Salt-install fails

I want to run all the services except computing on a host node.

Distributor ID: Ubuntu
Description: Ubuntu 20.04.4 LTS
Release: 20.04
Codename: focal

The details of installation.

  1. git clone https://github.com/arvados/arvados and checkout to 2.4-release.

  2. run


cp local.params.example.multiple_hosts local.params

cp -r config_examples/multi_host/aws local_config_dir

  1. modify the local.param

# Internal IPs for the configuration

CLUSTER_INT_CIDR=10.0.0.0/16

# Note the IPs in this example are shared between roles, as suggested in

# https://doc.arvados.org/main/install/salt-multi-host.html

CONTROLLER_INT_IP=10.0.0.4

WEBSOCKET_INT_IP=10.0.0.4

KEEP_INT_IP=10.0.0.4

# Both for collections and downloads

KEEPWEB_INT_IP=10.0.0.4

KEEPSTORE0_INT_IP=10.0.0.4

WORKBENCH1_INT_IP=10.0.0.4

WEBSHELL_INT_IP=10.0.0.4

DATABASE_INT_IP=10.0.0.4

SHELL_INT_IP=10.0.0.4

INITIAL_USER="admin"

SSL_MODE="self-signed"

RELEASE="production"

  1. create a crt and a key and copy them for all services.

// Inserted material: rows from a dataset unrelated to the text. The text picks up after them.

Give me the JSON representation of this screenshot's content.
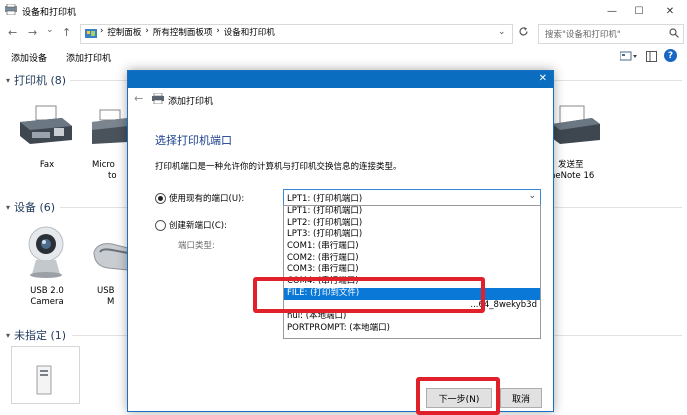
{
  "window": {
    "title": "设备和打印机",
    "controls": {
      "minimize": "—",
      "maximize": "☐",
      "close": "✕"
    }
  },
  "address": {
    "back": "←",
    "forward": "→",
    "dropdown": "⌄",
    "up": "↑",
    "crumbs": [
      "控制面板",
      "所有控制面板项",
      "设备和打印机"
    ],
    "separator": "›",
    "refresh": "⌄",
    "search_placeholder": "搜索\"设备和打印机\""
  },
  "toolbar": {
    "add_device": "添加设备",
    "add_printer": "添加打印机",
    "help": "?"
  },
  "groups": {
    "printers": {
      "label": "打印机 (8)"
    },
    "devices": {
      "label": "设备 (6)"
    },
    "unspecified": {
      "label": "未指定 (1)"
    }
  },
  "printers": {
    "fax": "Fax",
    "ms_partial_1": "Micro",
    "ms_partial_2": "to",
    "send_to_1": "发送至",
    "send_to_2": "neNote 16"
  },
  "devices": {
    "camera_1": "USB 2.0",
    "camera_2": "Camera",
    "usb_partial_1": "USB",
    "usb_partial_2": "M"
  },
  "dialog": {
    "close": "✕",
    "back": "←",
    "title": "添加打印机",
    "heading": "选择打印机端口",
    "description": "打印机端口是一种允许你的计算机与打印机交换信息的连接类型。",
    "use_existing_label": "使用现有的端口(U):",
    "create_new_label": "创建新端口(C):",
    "port_type_label": "端口类型:",
    "selected_port": "LPT1: (打印机端口)",
    "port_options": [
      "LPT1: (打印机端口)",
      "LPT2: (打印机端口)",
      "LPT3: (打印机端口)",
      "COM1: (串行端口)",
      "COM2: (串行端口)",
      "COM3: (串行端口)",
      "COM4: (串行端口)",
      "FILE: (打印到文件)",
      "...64_8wekyb3d",
      "nul: (本地端口)",
      "PORTPROMPT: (本地端口)"
    ],
    "selected_index": 7,
    "next_button": "下一步(N)",
    "cancel_button": "取消"
  },
  "colors": {
    "accent": "#0a78d7",
    "highlight_box": "#e0202a",
    "title_bar": "#0b6dbf"
  }
}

  2. run sudo ./provision.sh --config local.params --roles database

It throws error but success (Succeeded: 39 (changed=15), Failed: 0).

Error:


Initializing git_internal_dir /var/lib/arvados/internal.git: directory exists, skipped.

Making sure '/var/lib/arvados/internal.git' has the right permission... done.

Job for nginx.service failed because the control process exited with error code.

See "systemctl status nginx.service" and "journalctl -xe" for details.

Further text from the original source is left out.